Depuis sa première hospitalisation, la fac avait accepté qu'elle achève son année en deux ans. Les horaires d'alternance avaient été modifiés, et les cours allégés. Elle sortait moins, craignait les vertiges auxquels elle ne parvenait pas à s'habituer, mais il continuait de l'accompagner, lui envoyait les cours et venait réviser avec elle.
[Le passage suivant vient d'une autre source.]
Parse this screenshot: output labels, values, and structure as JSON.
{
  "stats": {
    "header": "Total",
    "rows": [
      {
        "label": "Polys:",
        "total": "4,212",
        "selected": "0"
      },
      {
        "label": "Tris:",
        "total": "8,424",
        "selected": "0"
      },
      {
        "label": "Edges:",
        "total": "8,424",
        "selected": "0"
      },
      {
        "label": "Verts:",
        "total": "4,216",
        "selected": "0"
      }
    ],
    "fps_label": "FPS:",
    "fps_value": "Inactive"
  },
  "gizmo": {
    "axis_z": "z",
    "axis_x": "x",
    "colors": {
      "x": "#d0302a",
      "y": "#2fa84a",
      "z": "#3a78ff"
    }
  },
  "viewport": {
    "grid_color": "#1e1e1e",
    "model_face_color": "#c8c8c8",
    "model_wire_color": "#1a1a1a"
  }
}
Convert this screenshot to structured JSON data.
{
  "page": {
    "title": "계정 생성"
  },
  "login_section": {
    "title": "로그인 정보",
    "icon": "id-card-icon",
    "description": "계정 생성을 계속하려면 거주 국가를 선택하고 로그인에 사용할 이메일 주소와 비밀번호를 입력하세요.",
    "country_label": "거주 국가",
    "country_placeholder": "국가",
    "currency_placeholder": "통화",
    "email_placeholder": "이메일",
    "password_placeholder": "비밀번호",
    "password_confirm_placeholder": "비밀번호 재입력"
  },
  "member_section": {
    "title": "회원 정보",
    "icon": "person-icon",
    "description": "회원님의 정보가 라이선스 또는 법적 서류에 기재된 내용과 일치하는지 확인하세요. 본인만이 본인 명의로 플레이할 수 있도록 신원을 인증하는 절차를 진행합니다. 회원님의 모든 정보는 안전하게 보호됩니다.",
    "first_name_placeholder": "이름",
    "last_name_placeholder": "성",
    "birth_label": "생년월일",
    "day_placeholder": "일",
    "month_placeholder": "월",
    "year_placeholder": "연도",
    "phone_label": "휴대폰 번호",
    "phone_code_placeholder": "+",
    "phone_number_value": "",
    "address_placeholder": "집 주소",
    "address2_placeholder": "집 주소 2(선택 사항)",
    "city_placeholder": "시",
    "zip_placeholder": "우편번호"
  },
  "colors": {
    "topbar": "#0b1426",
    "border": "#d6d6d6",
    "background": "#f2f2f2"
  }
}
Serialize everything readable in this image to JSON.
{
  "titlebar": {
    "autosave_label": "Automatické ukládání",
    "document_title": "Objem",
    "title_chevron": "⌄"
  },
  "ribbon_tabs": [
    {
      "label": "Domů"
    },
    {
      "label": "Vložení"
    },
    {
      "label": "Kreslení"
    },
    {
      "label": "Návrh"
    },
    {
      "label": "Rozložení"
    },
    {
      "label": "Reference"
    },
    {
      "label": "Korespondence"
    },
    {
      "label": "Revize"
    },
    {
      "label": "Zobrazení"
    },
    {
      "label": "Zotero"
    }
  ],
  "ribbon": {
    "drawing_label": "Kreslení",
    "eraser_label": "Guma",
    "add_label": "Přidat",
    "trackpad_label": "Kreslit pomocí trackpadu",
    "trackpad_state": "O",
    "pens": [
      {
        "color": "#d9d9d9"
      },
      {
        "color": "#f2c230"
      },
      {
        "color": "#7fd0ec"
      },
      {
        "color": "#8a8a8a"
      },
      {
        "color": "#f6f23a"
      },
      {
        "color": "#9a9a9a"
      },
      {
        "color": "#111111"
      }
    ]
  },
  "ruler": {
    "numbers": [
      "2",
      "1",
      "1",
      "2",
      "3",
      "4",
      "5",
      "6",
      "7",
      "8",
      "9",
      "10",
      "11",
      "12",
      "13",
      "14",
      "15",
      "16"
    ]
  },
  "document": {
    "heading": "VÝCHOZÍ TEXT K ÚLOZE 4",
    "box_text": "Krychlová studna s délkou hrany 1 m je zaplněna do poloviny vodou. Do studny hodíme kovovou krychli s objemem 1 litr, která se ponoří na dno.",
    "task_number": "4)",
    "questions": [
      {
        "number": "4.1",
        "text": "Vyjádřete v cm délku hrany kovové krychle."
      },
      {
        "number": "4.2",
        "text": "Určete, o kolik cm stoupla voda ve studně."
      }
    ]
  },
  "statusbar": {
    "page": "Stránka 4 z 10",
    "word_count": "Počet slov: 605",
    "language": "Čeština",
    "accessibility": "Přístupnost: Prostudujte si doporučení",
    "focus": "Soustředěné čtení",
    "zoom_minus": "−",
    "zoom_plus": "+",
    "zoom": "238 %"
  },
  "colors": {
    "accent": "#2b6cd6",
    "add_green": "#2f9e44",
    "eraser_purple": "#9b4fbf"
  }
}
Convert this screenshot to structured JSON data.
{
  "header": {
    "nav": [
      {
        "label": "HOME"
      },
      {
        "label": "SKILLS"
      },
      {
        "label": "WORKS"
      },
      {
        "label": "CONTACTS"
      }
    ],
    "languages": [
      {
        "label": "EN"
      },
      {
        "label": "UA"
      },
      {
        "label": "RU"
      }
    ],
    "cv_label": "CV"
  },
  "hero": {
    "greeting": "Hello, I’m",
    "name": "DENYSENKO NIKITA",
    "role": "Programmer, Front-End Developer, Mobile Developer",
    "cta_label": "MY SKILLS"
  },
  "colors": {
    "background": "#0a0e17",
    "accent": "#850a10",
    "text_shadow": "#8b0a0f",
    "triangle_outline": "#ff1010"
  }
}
Ils se connaissaient depuis leur entrée à la fac, mais il leur avait fallu près de deux ans pour se fréquenter officiellement.
Ils avaient eu de timides débuts, dans les tâtonnements du passage de l'amitié à l'amour, comme un en a quand on ne sait pas trop où on en est. Ils avaient posé les jalons de leur relation, mais au moment où elle pensait commencer à sortir du gouffre de la maladie, c'est alors qu'il avait disparu.
La solitude qui s'était creusée autour d'elle avait pris des proportions démesurées. Elle la frappait au creux de l'estomac et écrasait sa poitrine au détour d'un souvenir. Alors même que les quatre murs de sa chambre d'hôpital puis les 9 mètres carrés familiers en avaient abrité peu d'entre eux. Sa mémoire lui jouait des tours pour ne lui rappeler que des vagues de joie pour, l'instant d'après, la frapper de mille trahisons.
Romain allait voir. Jeanne était d'une humeur exécrable et pas près de changer. Elle passait du rire aux larmes et plus souvent des larmes aux sanglots. Ses yeux en devenaient secs d'avoir trop pleuré. Il allait encore lui proposer de faire les magasins ou bien de visiter cette exposition sur les costumes de la Renaissance. Quel boulet ! Les grands frères sont bien sympathiques, mais ne savent pas quand laisser de l'espace à leurs frangines.
Jeanne effleurait des doigts les touches de son ordinateur. C'était désormais son plus fidèle compagnon. Compagnon aveugle la plupart du temps, mais elle lui parlait comme à un ami. Elle lui racontait tout comme ça venait : les cours, les peines de cœur, les amitiés, les commérages, les histoires qu'elle allait chercher au plus profond d'elle-même. C'était son coffre au trésor, et son remède, un peu comme un second cœur qui battait plus clair que le sien et la retenait de mourir.
Mila entrouvrit la porte de la chambre et y jeta un coup d'œil. Jeanne était étendue sur son lit, le dos calé par ses oreillers, les mains sur le clavier de son ordinateur.
"Si seulement tu pouvais sortir...", murmura-t-elle.
Une cavalcade dans l'escalier annonça la trombe qui fit claquer la porte.
"Romain !" fit-elle pour tenter, mais vainement, de le calmer. Romain était déjà dans la pièce et se laissait tomber à côté de sa sœur qui sursauta.
"Bon alors, tu me montres ton nouveau roman ?
— Si tu pouvais sortir d'abord !!" hurla Jeanne en bondissant hors de son lit son oreiller à bout de bras.